Pourquoi l’avait-elle choisi lui parmi tous les autres présents sur ce marché aux bestiaux ?
Et à quoi s’attendait-elle exactement ensuite ?
Mayel semblait percevoir ses pensées même s’il ne les avait pas exprimées à voix haute.
Elle expliqua que la ville de Willow Bend se trouvait au bord d’un danger.
La guerre était terminée, mais la colère qu’elle avait engendrée n’avait pas disparu.
Certains hommes se préparaient à reconstruire leur ancien pouvoir par la force.
D’autres aidaient secrètement les familles nouvellement affranchies à construire des écoles et des fermes.
Deux avenirs différents se dessinaient lentement dans l’ombre, et très bientôt ces avenirs allaient entrer en collision.
Isaïe fixa silencieusement la lampe vacillante tandis que ses paroles s’imprégnaient dans son esprit.
Il avait passé toute sa vie à survivre à la cruauté, sans jamais imaginer qu’il pourrait jouer un rôle dans la construction de quelque chose de plus grand que sa propre survie.

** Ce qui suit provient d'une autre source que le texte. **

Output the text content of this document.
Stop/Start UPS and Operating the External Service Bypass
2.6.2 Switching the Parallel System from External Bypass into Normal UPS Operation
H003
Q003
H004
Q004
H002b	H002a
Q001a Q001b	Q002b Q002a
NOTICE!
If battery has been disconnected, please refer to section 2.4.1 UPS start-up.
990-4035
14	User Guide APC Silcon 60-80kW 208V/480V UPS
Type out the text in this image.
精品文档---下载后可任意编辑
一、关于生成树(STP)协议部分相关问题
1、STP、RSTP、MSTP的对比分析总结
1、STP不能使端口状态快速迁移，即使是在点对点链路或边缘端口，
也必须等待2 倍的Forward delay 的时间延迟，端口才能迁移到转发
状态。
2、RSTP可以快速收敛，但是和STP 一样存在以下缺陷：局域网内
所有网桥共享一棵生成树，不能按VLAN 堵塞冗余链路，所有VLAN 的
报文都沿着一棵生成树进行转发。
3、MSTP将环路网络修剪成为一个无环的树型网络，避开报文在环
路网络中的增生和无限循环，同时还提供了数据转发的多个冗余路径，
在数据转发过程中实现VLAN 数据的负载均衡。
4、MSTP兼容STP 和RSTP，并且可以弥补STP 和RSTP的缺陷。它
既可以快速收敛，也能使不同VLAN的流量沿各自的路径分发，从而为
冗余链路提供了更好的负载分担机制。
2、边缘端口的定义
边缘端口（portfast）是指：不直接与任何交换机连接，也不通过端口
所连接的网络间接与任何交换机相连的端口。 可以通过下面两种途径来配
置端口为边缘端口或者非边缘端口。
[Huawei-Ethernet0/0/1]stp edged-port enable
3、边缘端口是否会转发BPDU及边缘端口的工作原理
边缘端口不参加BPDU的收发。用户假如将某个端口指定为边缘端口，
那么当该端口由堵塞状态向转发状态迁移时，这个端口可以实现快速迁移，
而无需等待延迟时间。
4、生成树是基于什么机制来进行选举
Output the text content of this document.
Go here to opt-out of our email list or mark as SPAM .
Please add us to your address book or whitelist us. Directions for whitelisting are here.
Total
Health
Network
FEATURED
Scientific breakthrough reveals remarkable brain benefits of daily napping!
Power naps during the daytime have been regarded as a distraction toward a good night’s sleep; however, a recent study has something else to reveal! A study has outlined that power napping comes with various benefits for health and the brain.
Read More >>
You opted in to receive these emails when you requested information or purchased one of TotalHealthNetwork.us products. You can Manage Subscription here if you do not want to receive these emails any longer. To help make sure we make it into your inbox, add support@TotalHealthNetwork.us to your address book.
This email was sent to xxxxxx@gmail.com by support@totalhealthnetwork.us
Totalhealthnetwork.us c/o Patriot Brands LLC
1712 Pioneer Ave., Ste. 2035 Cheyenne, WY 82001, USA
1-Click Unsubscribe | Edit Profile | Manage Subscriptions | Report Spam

Et pourtant, cette mystérieuse veuve parlait maintenant comme si elle pouvait changer le cours de toute une ville.
L’idée paraissait impossible.
Pourtant, quelque chose s’est réveillé en lui pour la première fois depuis des années.
C’était peut-être de l’espoir.
Peut-être était-ce de la curiosité.
Ou peut-être était-ce la prise de conscience silencieuse que le destin commence parfois de la manière la plus inattendue.
Deux dollars lui avaient permis de quitter le marché aux bestiaux pour arriver jusqu’à cette maison tranquille à la périphérie de Willoughbend.
Mais Isaïe commençait à pressentir que le véritable prix de ce moment n’avait pas encore été révélé.